How to restore backups without using xbcloud

As per the new feature of FIFO DATA SINK, we can write data from xtrabackup to multiple pipes. Ref: FIFO data sink - Percona XtraBackup.

We have a software which can read from the fifo pipes and store the data into a storage system.
How can we use those files to restore.

-rw-r–r–. 1 root root 5019625592 Mar 6 00:36 thread_1.xbstream
prw-------. 1 root root 0 Mar 6 00:36 thread_1
-rw-r–r–. 1 root root 6087227589 Mar 6 00:36 thread_0.xbstream
prw-------. 1 root root 0 Mar 6 00:36 thread_0

here thread_0 and thread_1 was opened by xtrabackup and i have read from those pipes and stored them in these 2 files (thread_0.xbstream and thread_1.xbstream). How can i now use those files to carry out restore?

Thanks

If you have files in xbstream format, you can decompress them using xbstream tool directly.

Unpack the xbstream to a directory mkdir backup; xbstream -xv -C ./backup < backup.xbstream

If the software is not proprietary, can you please here for the beneift of community users? What is the benefit of using that software and not using xbcloud ?

@satya.bodapati Using xbcloud to upload to s3 is a resource intensive task. even if i increased the --read-buffer-size which is the maximum file size that can be uploaded to s3 to 1 GB, it resulted in 1000 files for a 11 GB database. Such huge number of files can slow down the backups. Instead if we use say 8 fifo pipes and dump the data from the fifo pipes directly to some file using a tool over network which can handle retries properly, we can say get a 11 GB database to backup in just 8 files which will increase performance significantly.
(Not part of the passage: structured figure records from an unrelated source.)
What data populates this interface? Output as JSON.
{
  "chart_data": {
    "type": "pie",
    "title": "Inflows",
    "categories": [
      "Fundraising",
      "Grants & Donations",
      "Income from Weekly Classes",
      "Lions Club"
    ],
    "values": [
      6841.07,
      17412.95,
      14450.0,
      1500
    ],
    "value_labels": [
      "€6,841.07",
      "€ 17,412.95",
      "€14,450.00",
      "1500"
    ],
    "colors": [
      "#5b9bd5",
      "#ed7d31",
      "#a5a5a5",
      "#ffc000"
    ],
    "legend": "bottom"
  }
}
For the benefit of community this is how we can check it in local system,

BACKUP

xtrabackup --backup --stream=xbstream --fifo-streams=8 --fifo-dir=/tmp/test/fifo --fifo-timeout=500 &

SAVE PIPE DATA to a different xbstream files

cat /tmp/test/fifo/thread_0 > /tmp/test/fifo/thread_0.xbstream &
cat /tmp/test/fifo/thread_1 > /tmp/test/fifo/thread_1.xbstream &
cat /tmp/test/fifo/thread_2 > /tmp/test/fifo/thread_2.xbstream &
cat /tmp/test/fifo/thread_3 > /tmp/test/fifo/thread_3.xbstream &
cat /tmp/test/fifo/thread_4 > /tmp/test/fifo/thread_4.xbstream &
cat /tmp/test/fifo/thread_5 > /tmp/test/fifo/thread_5.xbstream &
cat /tmp/test/fifo/thread_6 > /tmp/test/fifo/thread_6.xbstream &
cat /tmp/test/fifo/thread_7 > /tmp/test/fifo/thread_7.xbstream &

RESTORE

CREATE FIFO PIPES

mkfifo “/tmp/test/fifo_res/thread_0”
mkfifo “/tmp/test/fifo_res/thread_1”
mkfifo “/tmp/test/fifo_res/thread_2”
mkfifo “/tmp/test/fifo_res/thread_3”
mkfifo “/tmp/test/fifo_res/thread_4”
mkfifo “/tmp/test/fifo_res/thread_5”
mkfifo “/tmp/test/fifo_res/thread_6”
mkfifo “/tmp/test/fifo_res/thread_7”

READ DATA TO THE FIFO STREAMS

cat “/tmp/test/fifo/thread_0.xbstream” > “/tmp/test/fifo_res/thread_0” &
cat “/tmp/test/fifo/thread_1.xbstream” > “/tmp/test/fifo_res/thread_1” &
cat “/tmp/test/fifo/thread_2.xbstream” > “/tmp/test/fifo_res/thread_2” &
cat “/tmp/test/fifo/thread_3.xbstream” > “/tmp/test/fifo_res/thread_3” &
cat “/tmp/test/fifo/thread_4.xbstream” > “/tmp/test/fifo_res/thread_4” &
cat “/tmp/test/fifo/thread_5.xbstream” > “/tmp/test/fifo_res/thread_5” &
cat “/tmp/test/fifo/thread_6.xbstream” > “/tmp/test/fifo_res/thread_6” &
cat “/tmp/test/fifo/thread_7.xbstream” > “/tmp/test/fifo_res/thread_7” &

XBSTREAM USING THE FIFO PIPES

xbstream -x -C /tmp/test/fifo_res/restore --parallel=8 --fifo-dir=/tmp/test/fifo_res --fifo-streams=8 --verbose --fifo-timeout=300

@satya.bodapati isnt such approach better as it results in very few files. Is the reason for not going for this approach network failures during large chunk uploads?

Lets discuss the problem.
“Using xbcloud to upload to s3 is a resource intensive task. even if i increased the --read-buffer-size which is the maximum file size that can be uploaded to s3 to 1 GB, it resulted in 1000 files for a 11 GB database.”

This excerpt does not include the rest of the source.